A poluição ‘silenciosa’ dos sedimentos

Sedimentos? Afinal o que são e para quê falar da poluição dos sedimentos (materiais alterados/desagregados que se destacam das rochas e são transportados por água, vento, gelo, gravidade). 

por Anabela Cruces
Diretora da Licenciatura em Engenharia do Ambiente – Universidade Lusófona de Humanidades e Tecnologias

Contaminação e poluição associam-se à presença de substâncias com concentrações superiores às típicas de determinada região e que em consequência podem produzir efeitos nocivos na saúde humana e no ambiente. Se as concentrações atingem valores elevados, com efeitos nefastos em pelo menos uma espécie, a contaminação ambiental é considerada poluição. Existem diferentes tipos de poluição sendo as mais mencionadas a do ar, do solo, sonora, luminosa, térmica, mas pouco destaque se tem dado à dos sedimentos, principalmente dos ambientes aquáticos.

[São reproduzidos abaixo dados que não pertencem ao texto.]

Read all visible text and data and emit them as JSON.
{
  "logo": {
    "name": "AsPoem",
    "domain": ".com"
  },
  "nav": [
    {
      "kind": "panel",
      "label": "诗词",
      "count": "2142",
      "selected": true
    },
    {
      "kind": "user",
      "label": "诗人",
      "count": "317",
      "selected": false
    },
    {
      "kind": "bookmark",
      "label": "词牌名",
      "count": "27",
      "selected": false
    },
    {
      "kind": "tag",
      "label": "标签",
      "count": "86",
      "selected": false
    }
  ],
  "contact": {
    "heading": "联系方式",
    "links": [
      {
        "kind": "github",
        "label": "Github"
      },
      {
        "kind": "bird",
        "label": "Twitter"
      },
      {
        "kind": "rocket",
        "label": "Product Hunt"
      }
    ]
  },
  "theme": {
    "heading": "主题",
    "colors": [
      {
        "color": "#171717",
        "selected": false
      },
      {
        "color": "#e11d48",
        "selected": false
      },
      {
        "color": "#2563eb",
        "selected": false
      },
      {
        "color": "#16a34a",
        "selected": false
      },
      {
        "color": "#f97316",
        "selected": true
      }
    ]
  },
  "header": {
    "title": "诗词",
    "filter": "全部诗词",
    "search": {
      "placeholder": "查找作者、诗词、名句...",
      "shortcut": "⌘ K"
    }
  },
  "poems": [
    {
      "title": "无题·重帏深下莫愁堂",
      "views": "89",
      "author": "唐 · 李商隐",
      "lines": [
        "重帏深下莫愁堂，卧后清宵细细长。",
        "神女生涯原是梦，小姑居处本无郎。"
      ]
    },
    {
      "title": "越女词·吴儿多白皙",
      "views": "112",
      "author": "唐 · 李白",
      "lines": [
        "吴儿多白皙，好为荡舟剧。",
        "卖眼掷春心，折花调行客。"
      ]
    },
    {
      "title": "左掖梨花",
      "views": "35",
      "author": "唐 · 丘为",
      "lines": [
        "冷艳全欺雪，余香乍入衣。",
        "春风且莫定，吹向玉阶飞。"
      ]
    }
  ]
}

Sedimentos? Afinal o que são e para quê falar da poluição dos sedimentos (materiais alterados/desagregados que se destacam das rochas e são transportados por água, vento, gelo, gravidade). No caso dos ambientes aquáticos, estas partículas, com dimensões e composições muito variadas são transportadas pela água, até que por perda de capacidade de transporte, se depositam em locais de baixa energia (rios, lagos, estuários/lagunas, oceanos). Na ausência de erosão, irão acumular-se e permanecer, ao longo de décadas, séculos ou mesmo milhares de anos, formando uma ‘enciclopédia’ cujas folhas registam as alterações ocorridas nesse ambiente ao longo do tempo. Num passado longínquo, os sedimentos refletiriam inicialmente apenas as alterações impostas pela natureza. No entanto, quando a coexistência com o Ser Humano se inicia, estes sedimentos passam a reter juntamente com os materiais naturais um acréscimo de mais substâncias: o excesso de matéria orgânica proveniente de atividades agropecuárias ou efluentes urbanos, uma ‘sopa de poluentes’ provenientes dos mais diversos tipos de atividades industriais/comerciais/urbanas/militares/mineiras (poluentes orgânicos, inorgânicos, radioativos, microrganismos). Tudo num empilhamento mais ou menos espesso consoante a velocidade de deposição, sobrepondo-se os sedimentos recentes contaminados, aos sedimentos mais antigos com características naturais de cada região.

Quem quiser e souber ler ‘este livro’, onde podem coexistir ‘folhas’ de areias intercaladas com cascalho ou argilas, pode facilmente identificar o momento no tempo em que o ambiente natural foi perturbado pela atividade antrópica, que promoveu o aumento das concentrações naturais ou acrescentou mesmo substâncias novas, nestes ambientes. 

São estes sedimentos contaminados/poluídos que estão em contacto com as águas dos nossos rios, estuários, lagunas e oceanos e com os quais hoje podemos correr o risco de coabitar. São nestes sedimentos que podem viver e alimentar-se milhões de seres vivos que servem de base, direta ou indiretamente, à nossa alimentação.

Longe do nosso olhar, sob a água, sinónimo de vida, que não cessa de correr, temos os sedimentos que podem guardar em si uma poluição silenciosa. Embora no ditado se afirme: ‘Longe da vista, longe do coração’, será neste caso mais prudente dizer: Longe da vista, mas não da preocupação!